HCF of 933, 893, 331, 718 is 1 the largest number which exactly divides all the numbers i.e. where the remainder is zero. Let us get into the working of this example.
Consider we have numbers 933, 893, 331, 718 and we need to find the HCF of these numbers. To do so, we need to choose the largest integer first and then as per Euclid's Division Lemma a = bq + r where 0 ≤ r ≤ b
Highest common factor (HCF) of 933, 893, 331, 718 is 1.
HCF(933, 893, 331, 718) = 1
HCF of 933, 893, 331, 718 using Euclid's algorithm
Highest common factor or Highest common divisor (hcd) can be calculated by Euclid's algotithm.
Highest common factor (HCF) of 933, 893, 331, 718 is 1.
Highest Common Factor of 933,893,331,718 is 1
Step 1: Since 933 > 893, we apply the division lemma to 933 and 893, to get
933 = 893 x 1 + 40
Step 2: Since the reminder 893 ≠ 0, we apply division lemma to 40 and 893, to get
893 = 40 x 22 + 13
Step 3: We consider the new divisor 40 and the new remainder 13, and apply the division lemma to get
40 = 13 x 3 + 1
We consider the new divisor 13 and the new remainder 1, and apply the division lemma to get
13 = 1 x 13 + 0
The remainder has now become zero, so our procedure stops. Since the divisor at this stage is 1, the HCF of 933 and 893 is 1
Notice that 1 = HCF(13,1) = HCF(40,13) = HCF(893,40) = HCF(933,893) .
We can take hcf of as 1st numbers and next number as another number to apply in Euclidean lemma
Step 1: Since 331 > 1, we apply the division lemma to 331 and 1, to get
331 = 1 x 331 + 0
The remainder has now become zero, so our procedure stops. Since the divisor at this stage is 1, the HCF of 1 and 331 is 1
Notice that 1 = HCF(331,1) .
We can take hcf of as 1st numbers and next number as another number to apply in Euclidean lemma
Step 1: Since 718 > 1, we apply the division lemma to 718 and 1, to get
718 = 1 x 718 + 0
The remainder has now become zero, so our procedure stops. Since the divisor at this stage is 1, the HCF of 1 and 718 is 1
Notice that 1 = HCF(718,1) .
HCF using Euclid's Algorithm Calculation Examples
Here are some samples of HCF using Euclid's Algorithm calculations.
Frequently Asked Questions on HCF of 933, 893, 331, 718 using Euclid's Algorithm
1. What is the Euclid division algorithm?
Answer: Euclid's Division Algorithm is a technique to compute the Highest Common Factor (HCF) of given positive integers.

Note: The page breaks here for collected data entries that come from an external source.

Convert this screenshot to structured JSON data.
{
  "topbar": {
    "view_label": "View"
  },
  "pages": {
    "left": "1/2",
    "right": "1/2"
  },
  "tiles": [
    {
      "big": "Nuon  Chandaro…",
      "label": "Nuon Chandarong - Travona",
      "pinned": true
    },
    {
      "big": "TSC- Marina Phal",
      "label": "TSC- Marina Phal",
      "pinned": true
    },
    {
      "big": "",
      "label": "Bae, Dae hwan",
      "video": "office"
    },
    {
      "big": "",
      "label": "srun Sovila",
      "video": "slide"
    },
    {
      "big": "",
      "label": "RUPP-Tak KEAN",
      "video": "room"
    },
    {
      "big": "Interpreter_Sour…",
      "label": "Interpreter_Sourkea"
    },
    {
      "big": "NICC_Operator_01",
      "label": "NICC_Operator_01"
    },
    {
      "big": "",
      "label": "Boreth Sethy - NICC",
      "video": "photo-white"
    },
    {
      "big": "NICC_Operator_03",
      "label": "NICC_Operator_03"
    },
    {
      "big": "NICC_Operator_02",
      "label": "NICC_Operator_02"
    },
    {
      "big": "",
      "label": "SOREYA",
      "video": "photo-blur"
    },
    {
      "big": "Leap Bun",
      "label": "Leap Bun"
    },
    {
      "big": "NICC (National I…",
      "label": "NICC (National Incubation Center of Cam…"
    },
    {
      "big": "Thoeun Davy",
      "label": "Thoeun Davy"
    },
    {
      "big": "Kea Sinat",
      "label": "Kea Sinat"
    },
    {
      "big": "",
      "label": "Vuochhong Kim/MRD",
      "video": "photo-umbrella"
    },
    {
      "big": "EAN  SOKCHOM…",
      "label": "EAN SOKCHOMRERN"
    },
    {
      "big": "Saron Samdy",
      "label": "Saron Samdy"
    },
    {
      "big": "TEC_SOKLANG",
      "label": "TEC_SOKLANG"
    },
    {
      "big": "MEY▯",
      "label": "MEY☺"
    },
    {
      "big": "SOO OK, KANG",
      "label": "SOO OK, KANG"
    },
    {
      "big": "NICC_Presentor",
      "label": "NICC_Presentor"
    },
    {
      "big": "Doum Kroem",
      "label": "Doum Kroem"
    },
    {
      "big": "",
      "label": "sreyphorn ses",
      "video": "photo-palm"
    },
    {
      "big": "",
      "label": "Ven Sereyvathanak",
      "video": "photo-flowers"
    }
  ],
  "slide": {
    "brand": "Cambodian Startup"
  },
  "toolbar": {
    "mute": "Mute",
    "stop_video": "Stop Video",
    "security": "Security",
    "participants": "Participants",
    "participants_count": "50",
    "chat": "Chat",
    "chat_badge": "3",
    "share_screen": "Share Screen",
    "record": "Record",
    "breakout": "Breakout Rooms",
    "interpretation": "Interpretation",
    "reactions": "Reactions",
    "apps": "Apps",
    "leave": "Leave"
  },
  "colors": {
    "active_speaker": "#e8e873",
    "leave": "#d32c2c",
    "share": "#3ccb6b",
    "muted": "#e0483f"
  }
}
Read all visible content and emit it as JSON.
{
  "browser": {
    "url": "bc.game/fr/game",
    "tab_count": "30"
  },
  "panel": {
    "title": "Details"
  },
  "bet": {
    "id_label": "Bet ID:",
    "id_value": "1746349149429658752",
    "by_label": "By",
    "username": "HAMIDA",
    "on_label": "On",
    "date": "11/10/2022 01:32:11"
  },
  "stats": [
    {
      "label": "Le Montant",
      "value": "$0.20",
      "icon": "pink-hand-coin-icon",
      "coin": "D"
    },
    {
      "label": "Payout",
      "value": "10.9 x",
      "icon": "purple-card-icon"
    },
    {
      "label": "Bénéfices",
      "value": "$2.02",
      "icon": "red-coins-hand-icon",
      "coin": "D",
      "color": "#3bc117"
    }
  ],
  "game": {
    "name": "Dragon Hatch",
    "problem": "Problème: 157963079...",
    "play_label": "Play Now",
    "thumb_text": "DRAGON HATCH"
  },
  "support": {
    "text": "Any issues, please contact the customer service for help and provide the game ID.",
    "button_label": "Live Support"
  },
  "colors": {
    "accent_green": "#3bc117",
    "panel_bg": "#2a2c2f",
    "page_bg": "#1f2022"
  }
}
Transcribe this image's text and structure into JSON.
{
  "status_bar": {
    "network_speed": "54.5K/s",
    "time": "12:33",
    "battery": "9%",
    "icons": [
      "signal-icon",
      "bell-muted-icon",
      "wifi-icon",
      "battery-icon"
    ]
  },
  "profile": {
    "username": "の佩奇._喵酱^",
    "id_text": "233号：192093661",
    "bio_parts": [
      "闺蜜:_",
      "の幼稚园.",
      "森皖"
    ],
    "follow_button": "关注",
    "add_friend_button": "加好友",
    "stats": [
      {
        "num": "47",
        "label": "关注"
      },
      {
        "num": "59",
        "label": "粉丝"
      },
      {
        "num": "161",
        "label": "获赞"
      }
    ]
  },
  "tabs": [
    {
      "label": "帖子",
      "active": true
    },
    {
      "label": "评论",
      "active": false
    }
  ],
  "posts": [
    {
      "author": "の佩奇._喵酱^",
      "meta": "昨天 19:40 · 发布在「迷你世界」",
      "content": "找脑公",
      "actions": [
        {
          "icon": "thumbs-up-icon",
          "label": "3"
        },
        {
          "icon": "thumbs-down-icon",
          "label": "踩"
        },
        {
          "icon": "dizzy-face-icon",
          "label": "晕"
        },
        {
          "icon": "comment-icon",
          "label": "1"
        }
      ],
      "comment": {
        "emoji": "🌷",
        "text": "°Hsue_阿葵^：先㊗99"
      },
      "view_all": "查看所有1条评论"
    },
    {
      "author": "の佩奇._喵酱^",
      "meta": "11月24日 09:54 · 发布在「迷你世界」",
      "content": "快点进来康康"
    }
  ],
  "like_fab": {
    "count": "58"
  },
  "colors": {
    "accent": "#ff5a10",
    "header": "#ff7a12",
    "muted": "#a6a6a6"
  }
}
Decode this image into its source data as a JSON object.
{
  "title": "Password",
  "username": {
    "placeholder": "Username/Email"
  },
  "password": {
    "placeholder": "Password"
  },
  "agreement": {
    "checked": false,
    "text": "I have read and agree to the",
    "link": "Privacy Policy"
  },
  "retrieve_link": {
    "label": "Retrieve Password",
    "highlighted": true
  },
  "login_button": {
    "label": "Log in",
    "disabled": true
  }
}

2. what is the HCF of 933, 893, 331, 718?
Answer: HCF of 933, 893, 331, 718 is 1 the largest number that divides all the numbers leaving a remainder zero.
3. How to find HCF of 933, 893, 331, 718 using Euclid's Algorithm?
Answer: For arbitrary numbers 933, 893, 331, 718 apply Euclid’s Division Lemma in succession until you obtain a remainder zero. HCF is the remainder in the last but one step.